WRECK Bay is on the Bherriwerri peninsular, the southern arm of Jervis Bay and was acquired by the Commonwealth of Australia to build the new national capital’s naval port, 100 years ago.
A travelling exhibition celebrating Wreck Bay’s cultural heritage and connections to Canberra is part of Tuggeranong Arts Centre at Lanyon NAIDOC Week celebrations.
The exhibition mixes traditional and contemporary art works in a variety of media such as shell work, paintings on canvas, timber and poles, ochre works and sculptural pieces, all telling stories intrinsic to the community of Wreck Bay.
This Saturday the gallery is turning on artist talks and afternoon tea.

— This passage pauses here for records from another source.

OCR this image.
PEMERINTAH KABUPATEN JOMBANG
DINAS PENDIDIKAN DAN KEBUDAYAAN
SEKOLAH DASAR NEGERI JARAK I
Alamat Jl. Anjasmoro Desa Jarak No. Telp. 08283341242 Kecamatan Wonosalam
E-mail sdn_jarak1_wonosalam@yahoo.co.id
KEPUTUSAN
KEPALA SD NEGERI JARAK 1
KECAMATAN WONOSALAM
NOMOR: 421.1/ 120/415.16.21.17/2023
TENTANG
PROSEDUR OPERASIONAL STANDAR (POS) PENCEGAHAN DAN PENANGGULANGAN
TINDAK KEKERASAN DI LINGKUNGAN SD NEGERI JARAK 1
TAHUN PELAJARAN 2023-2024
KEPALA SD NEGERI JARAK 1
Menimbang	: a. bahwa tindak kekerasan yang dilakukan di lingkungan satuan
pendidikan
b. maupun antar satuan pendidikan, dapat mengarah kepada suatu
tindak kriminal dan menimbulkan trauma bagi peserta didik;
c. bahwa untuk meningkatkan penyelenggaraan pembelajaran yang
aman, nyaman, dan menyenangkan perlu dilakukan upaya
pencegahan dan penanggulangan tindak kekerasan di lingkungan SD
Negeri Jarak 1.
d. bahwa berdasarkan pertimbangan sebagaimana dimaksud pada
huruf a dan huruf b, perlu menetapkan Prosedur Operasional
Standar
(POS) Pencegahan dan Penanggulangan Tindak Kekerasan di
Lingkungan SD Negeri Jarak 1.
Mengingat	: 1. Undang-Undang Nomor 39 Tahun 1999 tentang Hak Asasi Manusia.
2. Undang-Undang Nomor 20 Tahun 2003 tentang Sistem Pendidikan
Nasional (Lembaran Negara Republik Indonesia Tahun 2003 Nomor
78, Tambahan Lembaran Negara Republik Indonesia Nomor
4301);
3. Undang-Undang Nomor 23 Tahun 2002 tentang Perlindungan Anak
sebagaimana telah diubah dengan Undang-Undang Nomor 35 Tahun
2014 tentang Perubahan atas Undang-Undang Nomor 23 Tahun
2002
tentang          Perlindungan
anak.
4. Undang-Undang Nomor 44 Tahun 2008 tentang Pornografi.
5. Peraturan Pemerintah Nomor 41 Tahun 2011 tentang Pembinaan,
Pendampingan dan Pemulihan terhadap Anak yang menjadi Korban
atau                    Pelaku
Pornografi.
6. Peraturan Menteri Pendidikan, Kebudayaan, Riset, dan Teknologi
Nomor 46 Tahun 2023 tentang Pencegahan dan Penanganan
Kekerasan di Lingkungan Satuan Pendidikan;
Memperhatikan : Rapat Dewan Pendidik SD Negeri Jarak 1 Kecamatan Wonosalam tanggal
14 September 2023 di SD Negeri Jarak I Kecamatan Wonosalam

Theresa Ardler and Julie Freeman will speak about their work and their Wreck Bay stories.
Ardler is a Gweagal-Dharawal woman, who has lived all of her life on the Wreck Bay Aboriginal Community. Her artwork is now held in collections in Australia and around the world, such as The National Museum of the American Indian in Washington D.C. and the Vatican.

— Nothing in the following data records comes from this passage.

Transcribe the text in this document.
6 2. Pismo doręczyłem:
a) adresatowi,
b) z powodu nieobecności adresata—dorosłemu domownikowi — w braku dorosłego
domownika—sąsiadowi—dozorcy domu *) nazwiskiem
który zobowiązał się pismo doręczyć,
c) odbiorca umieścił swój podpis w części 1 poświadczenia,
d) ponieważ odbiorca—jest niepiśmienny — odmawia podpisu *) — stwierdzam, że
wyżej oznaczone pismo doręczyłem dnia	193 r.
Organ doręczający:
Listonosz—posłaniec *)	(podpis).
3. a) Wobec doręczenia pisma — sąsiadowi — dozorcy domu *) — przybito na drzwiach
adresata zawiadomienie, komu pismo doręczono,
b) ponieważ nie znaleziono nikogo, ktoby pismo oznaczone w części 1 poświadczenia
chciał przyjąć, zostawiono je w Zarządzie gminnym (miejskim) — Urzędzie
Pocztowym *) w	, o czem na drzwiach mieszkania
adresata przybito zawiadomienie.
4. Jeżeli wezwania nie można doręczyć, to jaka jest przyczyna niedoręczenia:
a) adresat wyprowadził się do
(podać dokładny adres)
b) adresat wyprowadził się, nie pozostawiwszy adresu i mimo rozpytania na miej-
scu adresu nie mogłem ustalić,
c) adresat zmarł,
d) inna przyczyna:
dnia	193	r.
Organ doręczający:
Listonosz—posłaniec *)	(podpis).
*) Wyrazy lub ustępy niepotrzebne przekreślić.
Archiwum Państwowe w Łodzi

Freeman is a traditional owner of the Wreck Bay Aboriginal Community on the South Coast of NSW. Her mother is of the Gurawarl clan (Wonga pigeon) from Botany Bay (kamay) and comes from a long line of shell workers and story tellers. Her father was a Wreck Bay fisherman of the old tradition. Inspired by family, country, culture, tradition, history and life, she says, “art is how culturecontinues and is maintained into the future. It strengthens connection to country. It’s my life; it’s in the blood, its family and its forever.”
“Windsongs and Waterlines – where is, what is Wreck Bay?” artist talks at Tuggeranong Arts Centre at Lanyon, (former Nolan Gallery). Tharwa Drive, Lanyon 2.30 – 3.30pm July 13.